Above all, the vision should be functional. Having management actively and directly involved will also result in employees and other stakeholders to buy into projects before they begin.

Sometimes a company’s IT department isn’t designed to create a strategy, so using an outsourced IT consultant can help businesses actively manage these technological roadmaps. Wavestone – an IT consultancy – looks at creating strategies around the following functions:

· Financials: Look at IT functions and make changes to shed those activities that can be done more efficiently outside the company.

· Infrastructure & Apps: Determine whether applications and infrastructure are relevant to a company’s strategy.

· People & Organization: Employees’ capabilities should be assessed in how they work within a company’s structure.

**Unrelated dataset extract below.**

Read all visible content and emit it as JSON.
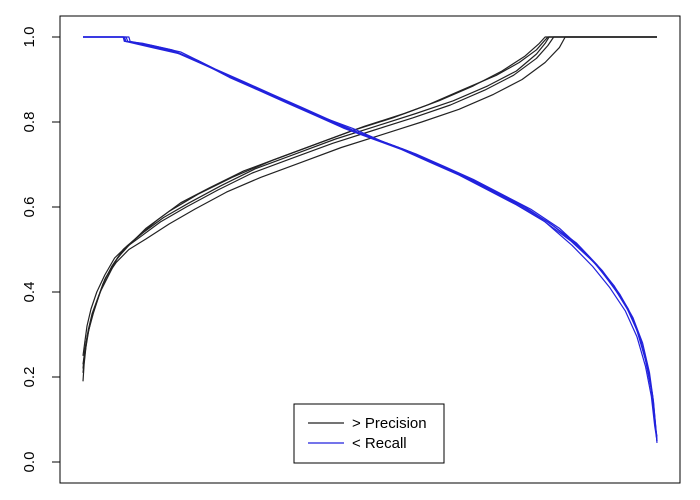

· Processes Alignment: Assess how current IT processes will work with future technological solutions.

· Sourcing & Contracts: Look at whether the business can be better served through sourcing services internally or externally.

· Strategic Alignment: Ensuring business priorities are not only relevant but align with IT strategies.

Benefits

Technology roadmaps allow IT departments to:

· Make strategic investment decisions when managing projects.

· Create collaboration between IT and other departments as well as a company’s customers.

· Better negotiate with other department heads and employees requesting assistance on projects to eliminate unnecessary redundancies.

Department heads outside the IT department should use technology roadmaps as companywide strategy, working with IT leaders to decide on which technology projects will best achieve their department’s goals. Roadmaps help make resourcing transparent, allowing team members on a project to clearly trace costs in detail and where to designate resources. Having someone involved who understands the technology additionally encourages cooperation rather than conflict within an organization.

Conclusion

Knowing where you’re going as a company is important. Just like those maps I read as a kid, technological roadmaps create a clear vision that can help guide a business into the future. These long-term strategies not only help make the relationship between management and employees more cohesive, allowing for easier communication between departments, but they help everyone to be on the same page.

Author’s bio: D. A. Rupprecht is a freelance writer and indie novelist, based between South Africa and the US.